This handbook provides a comprehensive overview of the field of gender and water governance, exploring how the use, management and knowledge of water resources, services and the water environment are deeply gendered.
In water there is a recognized gender gap between water responsibilities and water rights and bridging this gap is likely to help achieve not just goals of equity but also those of sustainability. Building on a rich legacy of feminist water scholarship, the Routledge Handbook of Gender and Water Governance is a collection of reflections and studies that can be used as a prismatic lens into a thriving and ever proliferating array of feminist water studies. It provides a clear testimony of how hydrofeminism has evolved from rather instrumental gender and water studies to scholarship that uses feminist tools to pry open, critically reflect on and formulate alternatives to water development-as-usual. The book also shows how the community of feminists interested in studying water has diversified and expanded, from often white female scholars studying projects and gender relations in the so-called Global South, to a varied mix of scholars and activists theorizing from diverse geographical and political locations – prominently including the body.
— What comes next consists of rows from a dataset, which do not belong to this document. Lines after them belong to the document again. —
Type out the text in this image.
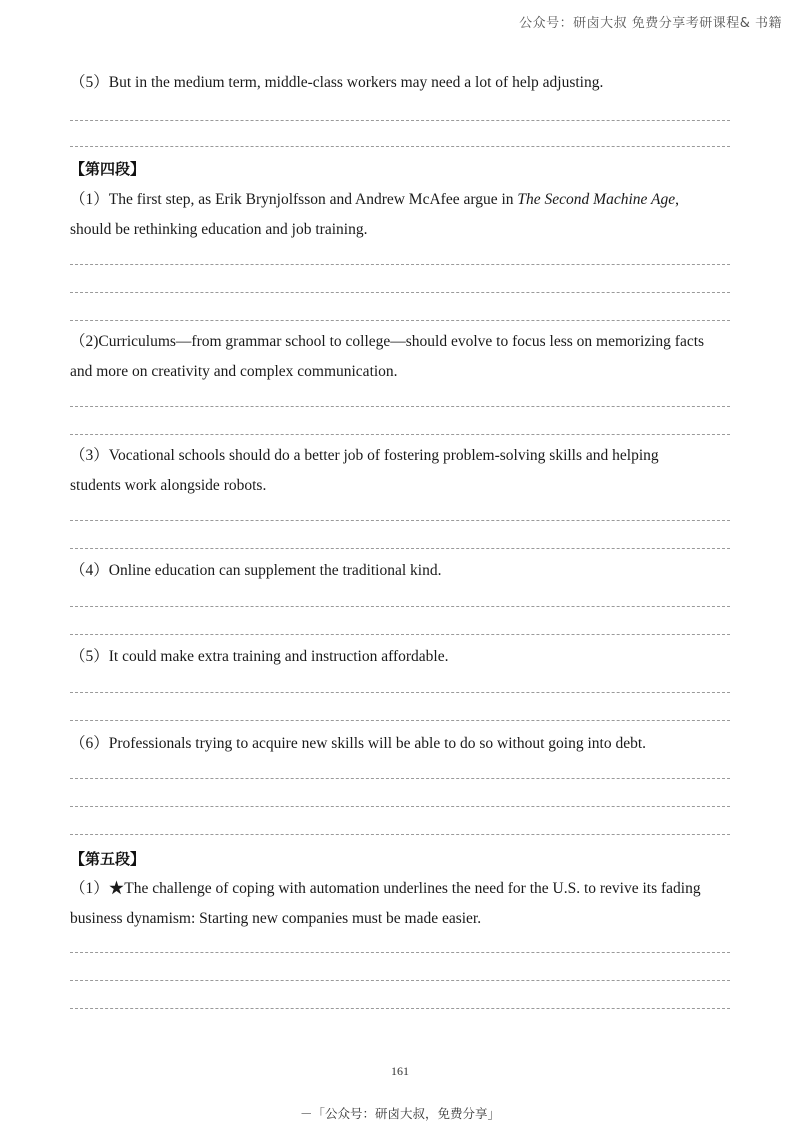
公众号：研卤大叔 免费分享考研课程& 书籍
（5）But in the medium term, middle-class workers may need a lot of help adjusting.
【第四段】
（1）The first step, as Erik Brynjolfsson and Andrew McAfee argue in The Second Machine Age,
should be rethinking education and job training.
（2)Curriculums—from grammar school to college—should evolve to focus less on memorizing facts
and more on creativity and complex communication.
（3）Vocational schools should do a better job of fostering problem-solving skills and helping
students work alongside robots.
（4）Online education can supplement the traditional kind.
（5）It could make extra training and instruction affordable.
（6）Professionals trying to acquire new skills will be able to do so without going into debt.
【第五段】
（1）★The challenge of coping with automation underlines the need for the U.S. to revive its fading
business dynamism: Starting new companies must be made easier.
161
－「公众号：研卤大叔，免费分享」
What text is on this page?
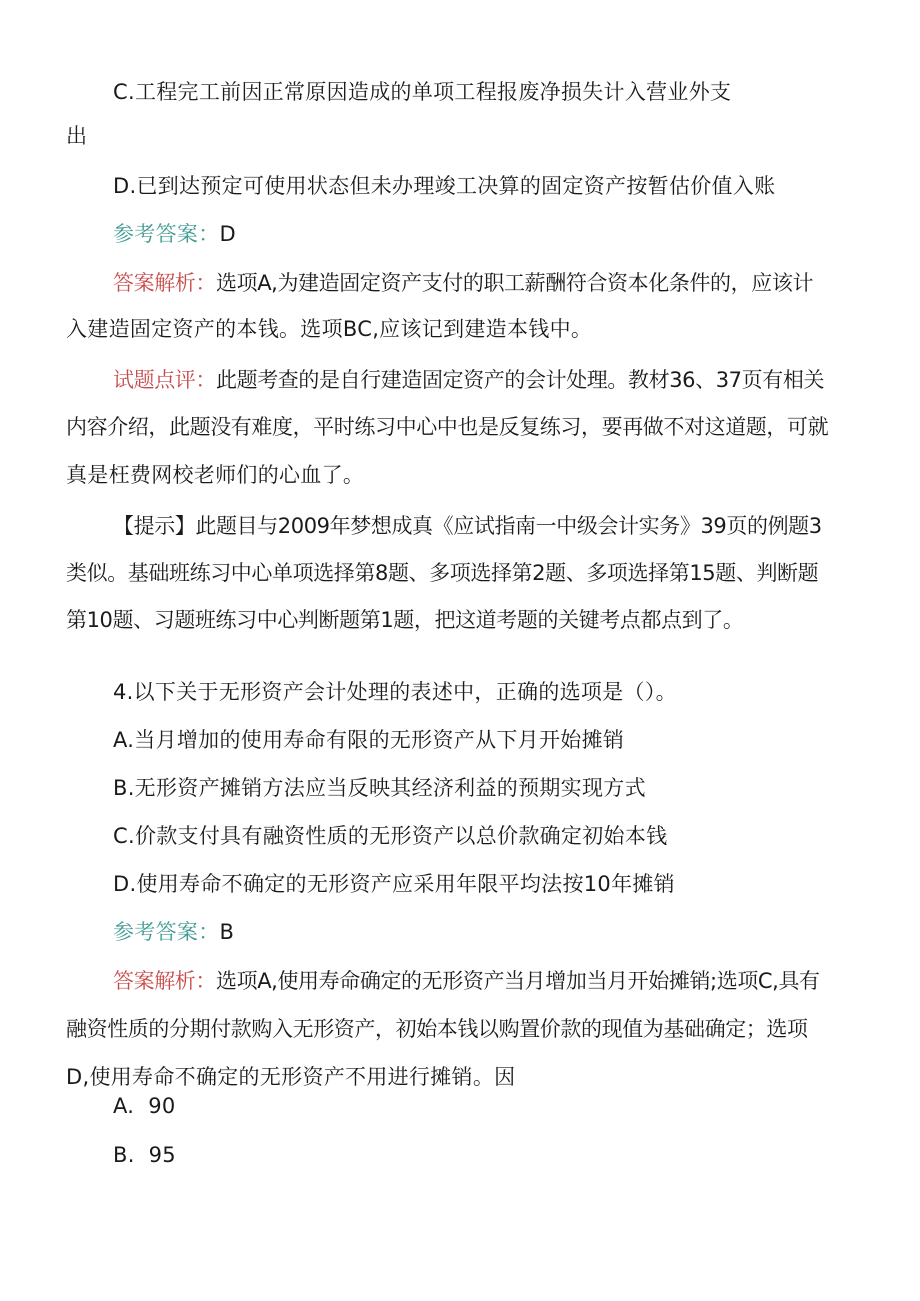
C.工程完工前因正常原因造成的单项工程报废净损失计入营业外支
出
D.已到达预定可使用状态但未办理竣工决算的固定资产按暂估价值入账
参考答案：D
答案解析：选项A,为建造固定资产支付的职工薪酬符合资本化条件的，应该计
入建造固定资产的本钱。选项BC,应该记到建造本钱中。
试题点评：此题考查的是自行建造固定资产的会计处理。教材36、37页有相关
内容介绍，此题没有难度，平时练习中心中也是反复练习，要再做不对这道题，可就
真是枉费网校老师们的心血了。
【提示】此题目与2009年梦想成真《应试指南一中级会计实务》39页的例题3
类似。基础班练习中心单项选择第8题、多项选择第2题、多项选择第15题、判断题
第10题、习题班练习中心判断题第1题，把这道考题的关键考点都点到了。
4.以下关于无形资产会计处理的表述中，正确的选项是（）。
A.当月增加的使用寿命有限的无形资产从下月开始摊销
B.无形资产摊销方法应当反映其经济利益的预期实现方式
C.价款支付具有融资性质的无形资产以总价款确定初始本钱
D.使用寿命不确定的无形资产应采用年限平均法按10年摊销
参考答案：B
答案解析：选项A,使用寿命确定的无形资产当月增加当月开始摊销;选项C,具有
融资性质的分期付款购入无形资产，初始本钱以购置价款的现值为基础确定；选项
D,使用寿命不确定的无形资产不用进行摊销。因
A. 90
B. 95
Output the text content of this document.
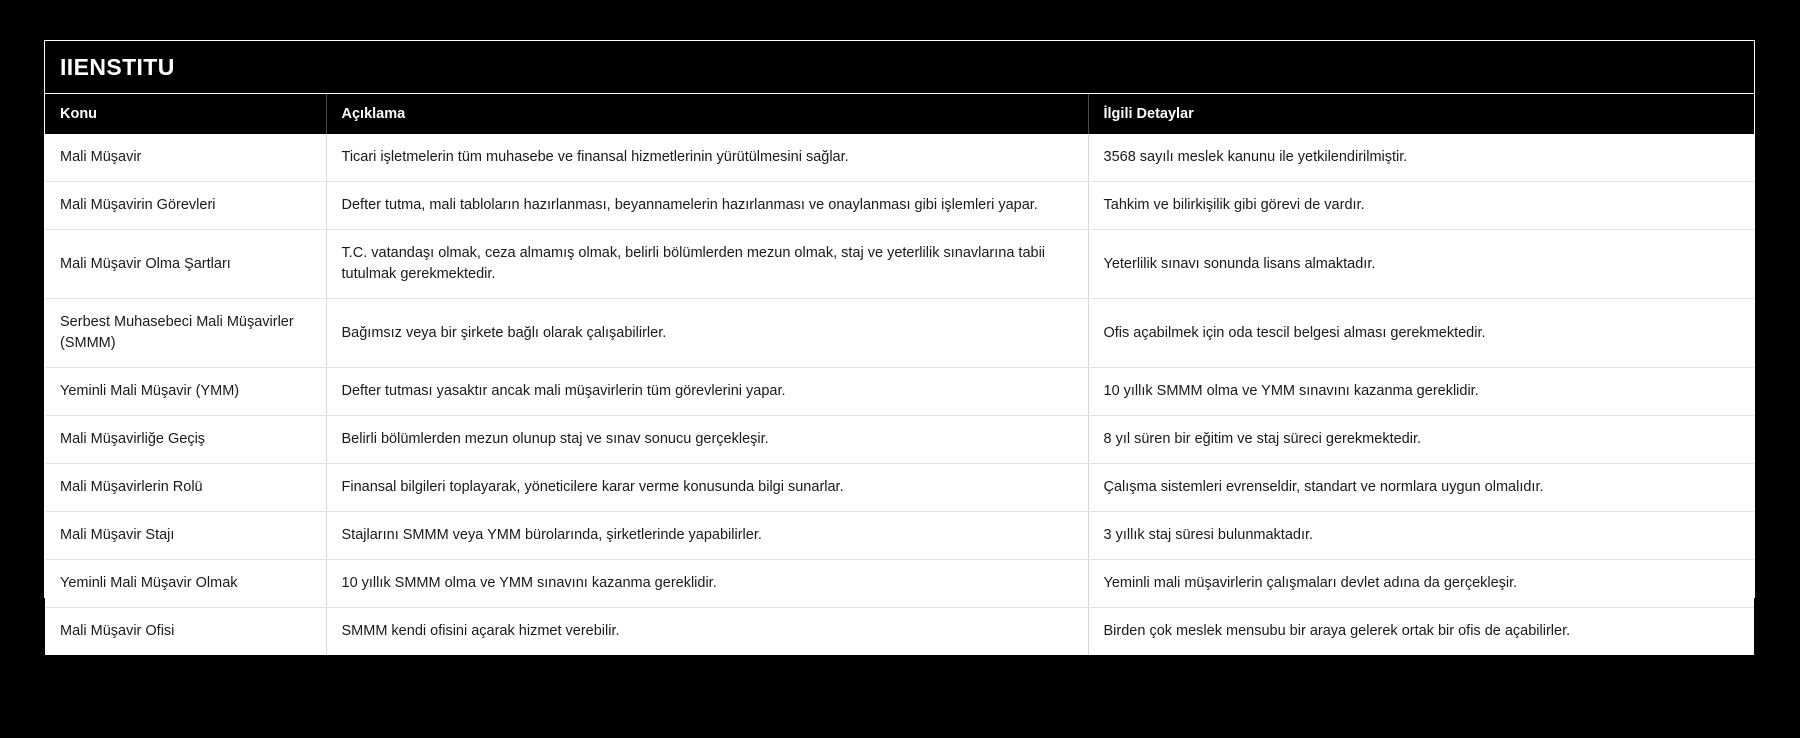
IIENSTITU
Konu	Açıklama	İlgili Detaylar
Mali Müşavir	Ticari işletmelerin tüm muhasebe ve finansal hizmetlerinin yürütülmesini sağlar.	3568 sayılı meslek kanunu ile yetkilendirilmiştir.
Mali Müşavirin Görevleri	Defter tutma, mali tabloların hazırlanması, beyannamelerin hazırlanması ve onaylanması gibi işlemleri yapar.	Tahkim ve bilirkişilik gibi görevi de vardır.
Mali Müşavir Olma Şartları	T.C. vatandaşı olmak, ceza almamış olmak, belirli bölümlerden mezun olmak, staj ve yeterlilik sınavlarına tabii tutulmak gerekmektedir.	Yeterlilik sınavı sonunda lisans almaktadır.
Serbest Muhasebeci Mali Müşavirler (SMMM)	Bağımsız veya bir şirkete bağlı olarak çalışabilirler.	Ofis açabilmek için oda tescil belgesi alması gerekmektedir.
Yeminli Mali Müşavir (YMM)	Defter tutması yasaktır ancak mali müşavirlerin tüm görevlerini yapar.	10 yıllık SMMM olma ve YMM sınavını kazanma gereklidir.
Mali Müşavirliğe Geçiş	Belirli bölümlerden mezun olunup staj ve sınav sonucu gerçekleşir.	8 yıl süren bir eğitim ve staj süreci gerekmektedir.
Mali Müşavirlerin Rolü	Finansal bilgileri toplayarak, yöneticilere karar verme konusunda bilgi sunarlar.	Çalışma sistemleri evrenseldir, standart ve normlara uygun olmalıdır.
Mali Müşavir Stajı	Stajlarını SMMM veya YMM bürolarında, şirketlerinde yapabilirler.	3 yıllık staj süresi bulunmaktadır.
Yeminli Mali Müşavir Olmak	10 yıllık SMMM olma ve YMM sınavını kazanma gereklidir.	Yeminli mali müşavirlerin çalışmaları devlet adına da gerçekleşir.
Mali Müşavir Ofisi	SMMM kendi ofisini açarak hizmet verebilir.	Birden çok meslek mensubu bir araya gelerek ortak bir ofis de açabilirler.
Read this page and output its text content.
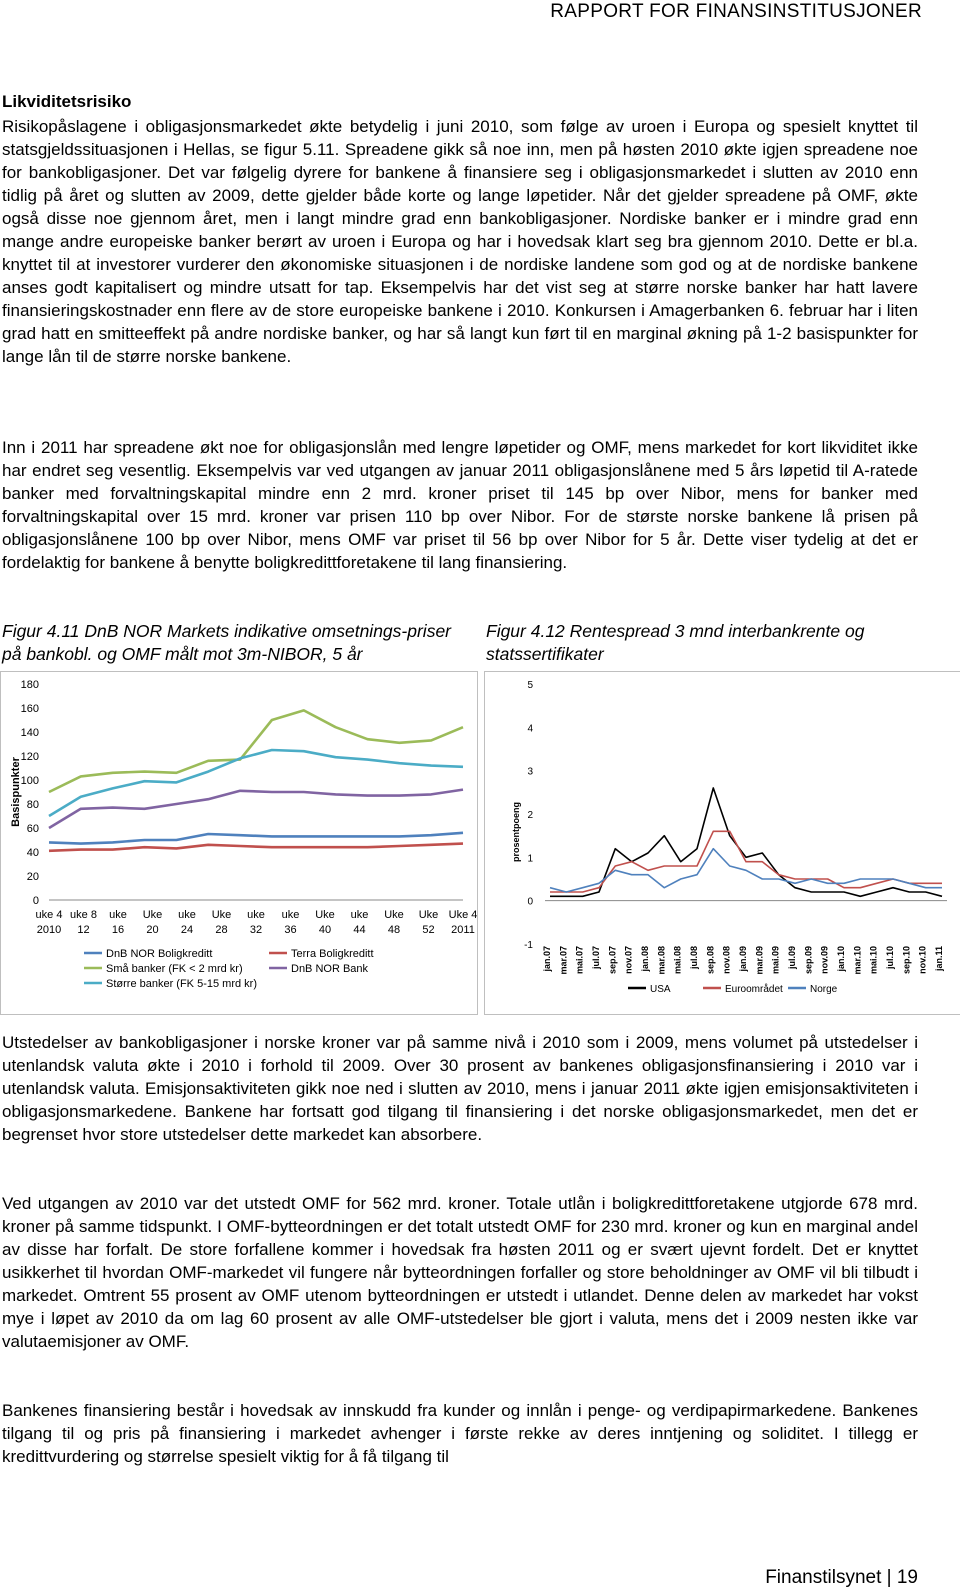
RAPPORT FOR FINANSINSTITUSJONER
Likviditetsrisiko

Risikopåslagene i obligasjonsmarkedet økte betydelig i juni 2010, som følge av uroen i Europa og spesielt knyttet til statsgjeldssituasjonen i Hellas, se figur 5.11. Spreadene gikk så noe inn, men på høsten 2010 økte igjen spreadene noe for bankobligasjoner. Det var følgelig dyrere for bankene å finansiere seg i obligasjonsmarkedet i slutten av 2010 enn tidlig på året og slutten av 2009, dette gjelder både korte og lange løpetider. Når det gjelder spreadene på OMF, økte også disse noe gjennom året, men i langt mindre grad enn bankobligasjoner. Nordiske banker er i mindre grad enn mange andre europeiske banker berørt av uroen i Europa og har i hovedsak klart seg bra gjennom 2010. Dette er bl.a. knyttet til at investorer vurderer den økonomiske situasjonen i de nordiske landene som god og at de nordiske bankene anses godt kapitalisert og mindre utsatt for tap. Eksempelvis har det vist seg at større norske banker har hatt lavere finansieringskostnader enn flere av de store europeiske bankene i 2010. Konkursen i Amagerbanken 6. februar har i liten grad hatt en smitteeffekt på andre nordiske banker, og har så langt kun ført til en marginal økning på 1-2 basispunkter for lange lån til de større norske bankene.

Inn i 2011 har spreadene økt noe for obligasjonslån med lengre løpetider og OMF, mens markedet for kort likviditet ikke har endret seg vesentlig. Eksempelvis var ved utgangen av januar 2011 obligasjonslånene med 5 års løpetid til A-ratede banker med forvaltningskapital mindre enn 2 mrd. kroner priset til 145 bp over Nibor, mens for banker med forvaltningskapital over 15 mrd. kroner var prisen 110 bp over Nibor. For de største norske bankene lå prisen på obligasjonslånene 100 bp over Nibor, mens OMF var priset til 56 bp over Nibor for 5 år. Dette viser tydelig at det er fordelaktig for bankene å benytte boligkredittforetakene til lang finansiering.

Figur 4.11 DnB NOR Markets indikative omsetnings-priser på bankobl. og OMF målt mot 3m-NIBOR, 5 år

Figur 4.12 Rentespread 3 mnd interbankrente og statssertifikater

0
20
40
60
80
100
120
140
160
180
Basispunkter
uke 4
2010
uke 8
12
uke
16
Uke
20
uke
24
Uke
28
uke
32
uke
36
Uke
40
uke
44
Uke
48
Uke
52
Uke 4
2011
DnB NOR Boligkreditt	Terra Boligkreditt
Små banker (FK < 2 mrd kr)	DnB NOR Bank
Større banker (FK 5-15 mrd kr)
-1
0
1
2
3
4
5
prosentpoeng
jan.07 mar.07 mai.07 jul.07 sep.07 nov.07 jan.08 mar.08 mai.08 jul.08 sep.08 nov.08 jan.09 mar.09 mai.09 jul.09 sep.09 nov.09 jan.10 mar.10 mai.10 jul.10 sep.10 nov.10 jan.11
USA	Euroområdet	Norge

Utstedelser av bankobligasjoner i norske kroner var på samme nivå i 2010 som i 2009, mens volumet på utstedelser i utenlandsk valuta økte i 2010 i forhold til 2009. Over 30 prosent av bankenes obligasjonsfinansiering i 2010 var i utenlandsk valuta. Emisjonsaktiviteten gikk noe ned i slutten av 2010, mens i januar 2011 økte igjen emisjonsaktiviteten i obligasjonsmarkedene. Bankene har fortsatt god tilgang til finansiering i det norske obligasjonsmarkedet, men det er begrenset hvor store utstedelser dette markedet kan absorbere.

Ved utgangen av 2010 var det utstedt OMF for 562 mrd. kroner. Totale utlån i boligkredittforetakene utgjorde 678 mrd. kroner på samme tidspunkt. I OMF-bytteordningen er det totalt utstedt OMF for 230 mrd. kroner og kun en marginal andel av disse har forfalt. De store forfallene kommer i hovedsak fra høsten 2011 og er svært ujevnt fordelt. Det er knyttet usikkerhet til hvordan OMF-markedet vil fungere når bytteordningen forfaller og store beholdninger av OMF vil bli tilbudt i markedet. Omtrent 55 prosent av OMF utenom bytteordningen er utstedt i utlandet. Denne delen av markedet har vokst mye i løpet av 2010 da om lag 60 prosent av alle OMF-utstedelser ble gjort i valuta, mens det i 2009 nesten ikke var valutaemisjoner av OMF.

Bankenes finansiering består i hovedsak av innskudd fra kunder og innlån i penge- og verdipapirmarkedene. Bankenes tilgang til og pris på finansiering i markedet avhenger i første rekke av deres inntjening og soliditet. I tillegg er kredittvurdering og størrelse spesielt viktig for å få tilgang til

Finanstilsynet | 19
It is organized into five interconnected parts:
Part I: Positionality and embodied waters
Part II: Revisiting water debates: diplomacy, security, justice and heritage
Part III: Sanitation stories
Part IV: Precarious livelihoods
Part V: New feminist futures
Each of these parts brings out the gendered nature of water, shedding light on the often neglected care and unpaid labour of women and its relationship with extractivism and socioeconomic inequalities. The overall aim of the handbook is to apply social science insights to water governance challenges, creating synergies and linkages between different disciplines and scientific domains.
The Routledge Handbook of Gender and Water Governance is essential reading for students, scholars and professionals interested in water governance, water security, health and sanitation, gender studies and sustainable development more broadly.